Глава 3. «Кто такая Сильвия?»
В больнице начался зимний сезон, но в Хэмпстеде октябрь – это нечто вроде возвращения лета. Конечно, деревья отчасти теряют свою роскошную листву, и тут и там среди зелени появляются рыжие и золотые пятна, как будто оркестр природы настраивается перед исполнением последней симфонии. Но солнце яркое и теплое, и, если день за днем оно все дальше отходит от зенита, об этом ничего не говорит, только удлиняются полуденные тени и розовыми становятся облака, передвигающиеся по голубому небу.
Иные и более талантливые перья описывали очарование осени и красоту Хэмпстеда – короля пригородов всемирного метрополиса, поэтому воздержусь от описания и замечу только, так как это имеет отношение к рассказу, что часто в те дни, когда в больнице кипела работа, я прогуливался по неистощимому Хиту или по прилегающим к нему аллеям и полям. По правде сказать, в последний год обучения я не очень прилежно трудился; до этого очень много работал, а сейчас был еще молод и только через несколько месяцев мог поступить в Коллегию хирургов. Я обещал себе, что, когда погода ухудшится, засяду за зимнюю работу.
Я уже упоминал, что Миллфилд Лейн – один из любимых маршрутов моих прогулок; от моего дома это самый прямой путь в Хит, я проходил по нему почти ежедневно и теперь всегда вспоминал ту дождливую ночь, когда нашел мертвого – или потерявшего сознание – человека, лежащего поперек узкой тропы. Однажды утром, когда я снова проходил мимо, мне пришло в голову, что стоило бы нарисовать это место в альбоме, чтобы была память об том событии. Живописная привлекательность этой местности не слишком велика, однако, стоя на повороте, там, где увидел тело, я смог нарисовать простую, но достаточно удовлетворительную композицию.
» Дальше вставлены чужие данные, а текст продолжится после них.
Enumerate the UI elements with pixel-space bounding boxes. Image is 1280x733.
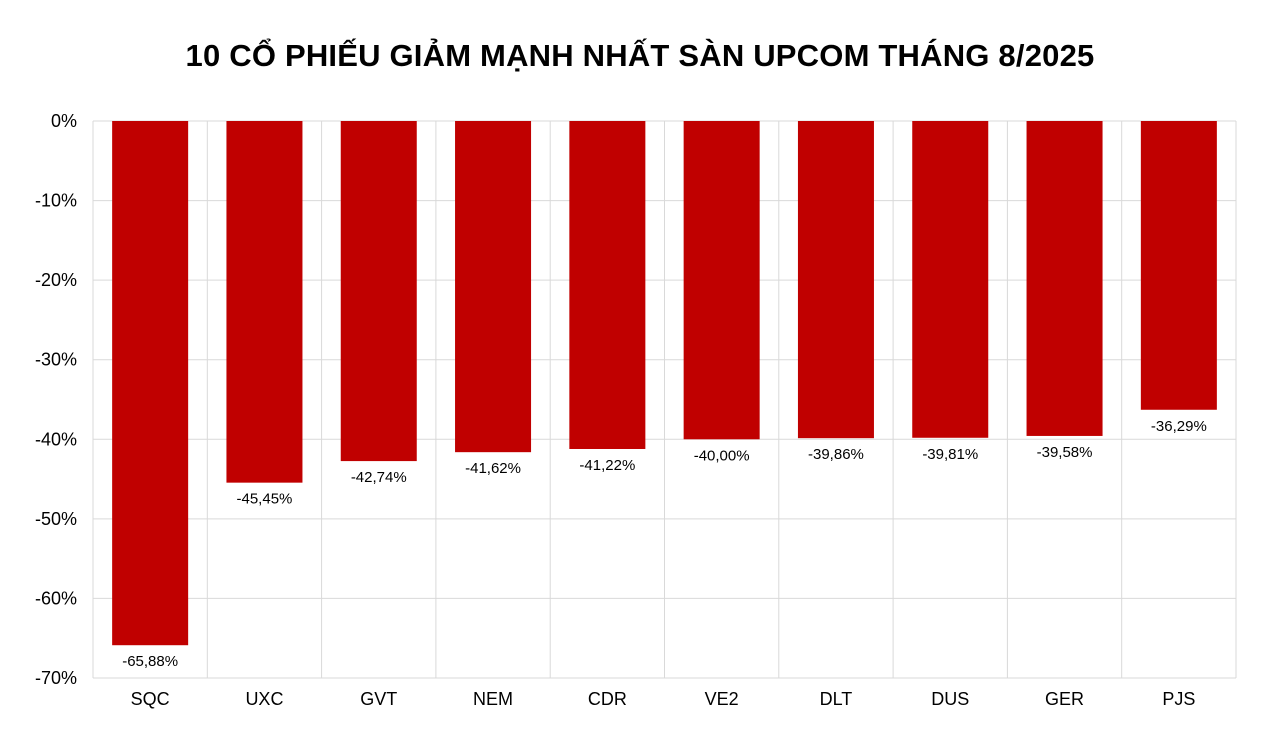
x-tick-label: UXC xyxy=(245,689,283,709)
y-tick-label: -50% xyxy=(35,509,77,529)
bar-pjs xyxy=(1140,121,1217,410)
x-tick-label: DLT xyxy=(820,689,853,709)
bar-ger xyxy=(1026,121,1103,436)
y-tick-label: -70% xyxy=(35,668,77,688)
bar-ve2 xyxy=(683,121,760,440)
data-label: -36,29% xyxy=(1151,418,1207,435)
y-tick-label: -20% xyxy=(35,270,77,290)
bar-dus xyxy=(912,121,989,438)
x-axis: SQC UXC GVT NEM CDR VE2 DLT DUS GER PJS xyxy=(131,689,1196,709)
y-tick-label: -60% xyxy=(35,588,77,608)
x-tick-label: GER xyxy=(1045,689,1084,709)
data-label: -41,22% xyxy=(579,457,635,474)
chart-title: 10 CỔ PHIẾU GIẢM MẠNH NHẤT SÀN UPCOM THÁ… xyxy=(185,38,1095,73)
x-tick-label: GVT xyxy=(360,689,397,709)
x-tick-label: DUS xyxy=(931,689,969,709)
data-label: -42,74% xyxy=(351,469,407,486)
y-tick-label: -40% xyxy=(35,429,77,449)
bar-dlt xyxy=(797,121,874,439)
data-label: -45,45% xyxy=(237,491,293,508)
x-tick-label: SQC xyxy=(131,689,170,709)
data-label: -65,88% xyxy=(122,653,178,670)
y-tick-label: 0% xyxy=(51,111,77,131)
data-label: -39,81% xyxy=(922,446,978,463)
y-tick-label: -10% xyxy=(35,191,77,211)
bar-nem xyxy=(455,121,532,453)
bar-uxc xyxy=(226,121,303,483)
data-label: -39,58% xyxy=(1037,444,1093,461)
x-tick-label: VE2 xyxy=(705,689,739,709)
data-labels: -65,88% -45,45% -42,74% -41,62% -41,22% -40,0… xyxy=(122,418,1207,670)
bar-gvt xyxy=(340,121,417,462)
data-label: -39,86% xyxy=(808,446,864,463)
x-tick-label: NEM xyxy=(473,689,513,709)
bar-sqc xyxy=(112,121,189,646)
data-label: -41,62% xyxy=(465,460,521,477)
x-tick-label: CDR xyxy=(588,689,627,709)
y-axis: 0% -10% -20% -30% -40% -50% -60% -70% xyxy=(35,111,77,688)
y-tick-label: -30% xyxy=(35,350,77,370)
data-label: -40,00% xyxy=(694,447,750,464)
bar-cdr xyxy=(569,121,646,449)
bars xyxy=(112,121,1217,646)
x-tick-label: PJS xyxy=(1162,689,1195,709)
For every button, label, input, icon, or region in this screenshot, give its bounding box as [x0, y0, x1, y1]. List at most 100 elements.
Я не художник. Точный и вразумительный рисунок – это все, на что я способен. Но даже такое скромное достижение может быть полезно, как я не раз убеждался во время работы в палатах и лабораториях. Меня часто удивляло, что учителя нашей молодежи уделяют так мало внимания возможностям графического выражения; и сейчас оно тоже помогло мне, хотя и непредвиденным образом и не было вполне оценено в тот момент. Я точно изобразил изгородь, столбы, стволы деревьев и другие четко очерченные формы и начал менее успешно изображать листву, когда услышал быстрые легкие шаги со стороны Хэмпстед Лейн. Интуиция – если таковая вообще существует – нарисовала очертания личности и оказалась права: из-за поворота тропы вышла девушка примерно моего возраста, просто и удобно одетая и несущая коробку для печенья и раскладной стул. Она не была мне совершенно незнакома. Я так часто встречал ее на аллее и в Хите, что мы узнавали друг друга, и я гадал, кто она и что делает с этой коробкой.
Я отступил, пропуская ее, и она прошла мимо, бросив один быстрый вопросительный взгляд на мой альбом, и двинулась дальше; выглядела она очень оживленной и деловитой. Я смотрел, как она шла по тропе, затем между столбами и исчезла в солнечном свете снаружи за стволами вязов, потом вспомнил о своем рисунке и попытках изобразить листву так, чтобы она не напоминала березовый веник.
Закончив рисунок, я бесцельно пошел, в сотый раз размышляя о своих открытиях на этой самой аллее. Возможно ли, что человек, увиденный мною, был не мертв, а только без сознания. Я в это не верил. Все обстоятельства – поза и вид лежащего, пятно на изгороди, след в траве и непонятная золотая безделушка – все противоречило такому предположению. Но, с другой стороны, человек не может исчезнуть незаметно. Это не безымянный бродяга. Это священник, человек, известный очень многим; его исчезновение было бы немедленно замечено и вызвало бы многочисленные строгие вопросы. Но, очевидно, никто никаких вопросов не задавал. Я не видел никаких упоминаний в прессе об исчезнувшем священнике, и полиция ничего не знает, иначе немедленно обратились бы ко мне. Все это дело окутано глубокой тайной. Тот человек совершенно исчез, и мертвый он или живой, загадка остается неразгаданной.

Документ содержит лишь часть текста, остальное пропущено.